The Coscile is a river in Calabria, southern Italy. In classical antiquity it was known as the Sybaris (Greek: Σύβαρις) and gave its name to the Ancient Greek city. It is the third-largest river in the region in terms of water discharge and the extent of its basin after the Crati and Neto. It is the main left tributary of the Crati.

==Geography==
The river is about 50 kilometers long and has a large basin of approximately 950 km^{2}. It collects the waters of many springs at the foot of the Pollino massif and the Serra Dolcedorme through the tributaries Esaro, Tiro and Garga. Initially its course is towards the south-east through the plain of Sibari, but changes to an eastern direction after its confluence with the Esaro river. The Esaro is its main tributary which almost triples its discharge. The river then feeds into the Crati just east of Apollinara, a frazione in the comune of Corigliano Calabro.

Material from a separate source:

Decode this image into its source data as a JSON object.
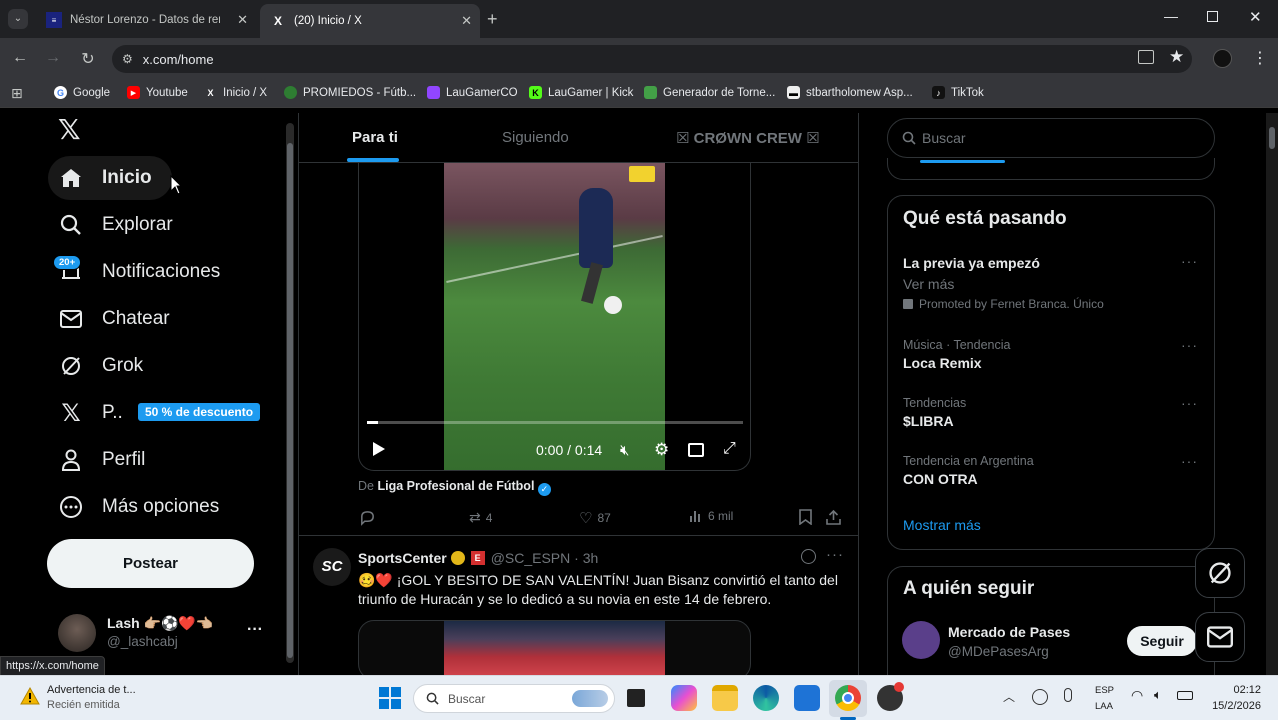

The river is crossed in several places by the A2 motorway from Salerno to Reggio Calabria from the pass of Campotenese (at an elevation of 1000 meters), a frazione of Morano Calabro, to Castrovillari. Near Spezzano Albanese the river is also crossed by the railway line from Cosenza to Sibari.

==Hydrology==
Due to its various sources and especially the rich supply of the Esaro, the river is the third river of Calabria in terms of discharge with 14 m^{3}/s average annual flow. The importance of its basin area is demonstrated by the presence of three Enel power plants. It is a seasonal river with strong winter runoff and a lower discharge in summer, pouring 5 m^{3}/s in the Crati during August.

==History==
The Greek geographer Strabo claimed that Greek colonists named the river Sybaris after a spring of the same name at Bura in Achaea. He also alleges that its water made the horses who drank it shy, which is why all herds were kept away from it. In the time of Sybaris the Coscile was not a tributary of the Crati but pursued a direct course to the Gulf of Taranto. It probably followed a course at a short distance to the north of Sybaris.